In sociology, it led to eugenics. As described in the Wikipedia,

The modern field and term were first formulated by Sir Francis Galton in 1883, drawing on the recent work of his half-cousin Charles Darwin. From its inception eugenics was supported by prominent people, including Margaret Sanger, Marie Stopes, H. G. Wells, Woodrow Wilson, Theodore Roosevelt, Emile Zola, George Bernard Shaw, John Maynard Keynes, John Harvey Kellogg, Winston Churchill, Linus Pauling and Sidney Webb. Its most infamous proponent and practitioner was however Adolf Hitler who praised and incorporated eugenic ideas in Mein Kampf, and emulated Eugenic legislation for the sterilization of “defectives” that had been pioneered in the United States.

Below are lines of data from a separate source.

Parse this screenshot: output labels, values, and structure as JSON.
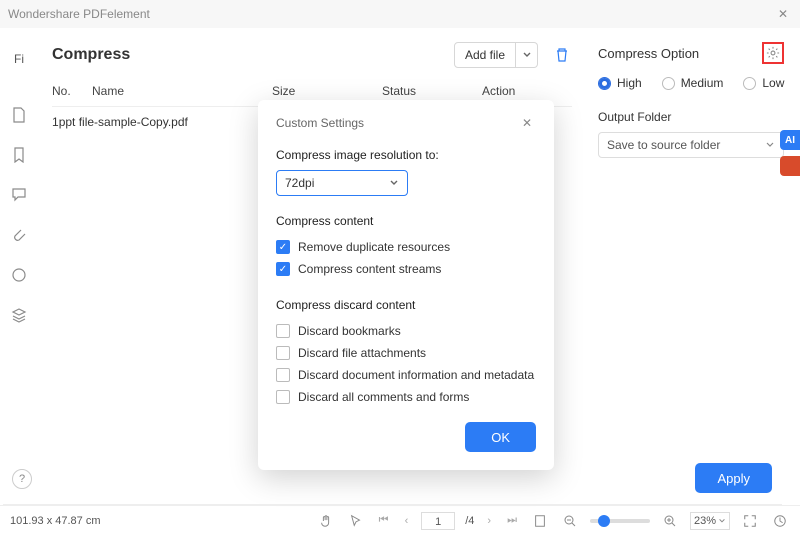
{
  "titlebar": {
    "app_name": "Wondershare PDFelement"
  },
  "leftrail_icons": [
    "file",
    "bookmark",
    "comment",
    "attach",
    "circle",
    "stack"
  ],
  "header": {
    "title": "Compress",
    "add_file_label": "Add file"
  },
  "columns": {
    "no": "No.",
    "name": "Name",
    "size": "Size",
    "status": "Status",
    "action": "Action"
  },
  "rows": [
    {
      "no": "1",
      "name": "ppt file-sample-Copy.pdf"
    }
  ],
  "right": {
    "option_title": "Compress Option",
    "radios": {
      "high": "High",
      "medium": "Medium",
      "low": "Low"
    },
    "selected_radio": "high",
    "output_folder_label": "Output Folder",
    "output_folder_value": "Save to source folder"
  },
  "modal": {
    "title": "Custom Settings",
    "resolution_label": "Compress image resolution to:",
    "resolution_value": "72dpi",
    "content_title": "Compress content",
    "content_checks": [
      {
        "label": "Remove duplicate resources",
        "checked": true
      },
      {
        "label": "Compress content streams",
        "checked": true
      }
    ],
    "discard_title": "Compress discard content",
    "discard_checks": [
      {
        "label": "Discard bookmarks",
        "checked": false
      },
      {
        "label": "Discard file attachments",
        "checked": false
      },
      {
        "label": "Discard document information and metadata",
        "checked": false
      },
      {
        "label": "Discard all comments and forms",
        "checked": false
      }
    ],
    "ok": "OK"
  },
  "apply_label": "Apply",
  "status": {
    "dims": "101.93 x 47.87 cm",
    "page_current": "1",
    "page_total": "/4",
    "zoom": "23%"
  },
  "sidetags": [
    {
      "text": "AI",
      "bg": "#2c7cf5"
    },
    {
      "text": "",
      "bg": "#d84b2b"
    }
  ]
}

[Christian writer] G. K. Chesterton was an early critic of the philosophy of eugenics, expressing this opinion in his book, Eugenics and Other Evils. Eugenics became an academic discipline at many colleges and universities, and received funding from many sources. Three International Eugenics Conferences presented a global venue for eugenicists with meetings in 1912 in London, and in 1921 and 1932 in New York. Eugenic policies were first implemented in the early 1900s in the United States. … The scientific reputation of eugenics started to decline in the 1930s, a time when Ernst Rüdin used eugenics as a justification for the racial policies of Nazi Germany, and when proponents of eugenics among scientists and thinkers prompted a backlash in the public.

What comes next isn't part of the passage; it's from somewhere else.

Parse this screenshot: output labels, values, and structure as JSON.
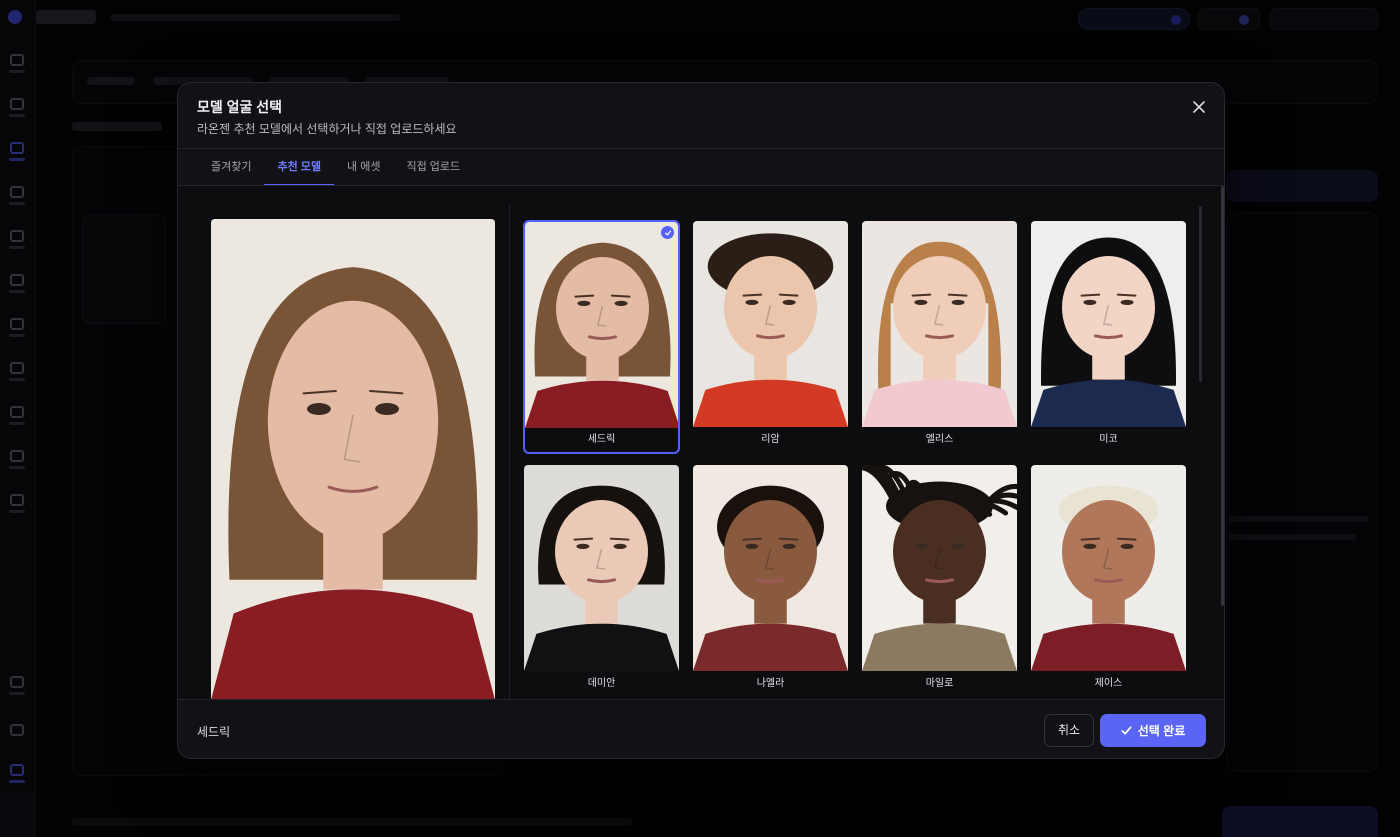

Now, the modern Republican Party is heir to economic Social Darwinism, as evidenced by the attitudes of the Bush II administration toward anti-trust enforcement, environmental regulation, and the financial industry. It was the Bush II administration that reduced the capital requirements for finance firms such as Lehman Brothers and Bear Stearns, which is part of what caused their bankruptcies and helped trigger the current recession. (I’m very much in favor of free markets, but no so free that our key financial institutions can so over-borrow that they destroy the economy.)

But the modern Democratic Party is heir to the eugenics movement, in its support of abortion on demand, and the efforts of many within that party to use taxpayer dollars to pay for abortions. Of course, some favor abortion not because of eugenics but rather to have the freedom to avoid the consequences of irresponsible sex — hardly a Christian perspective either.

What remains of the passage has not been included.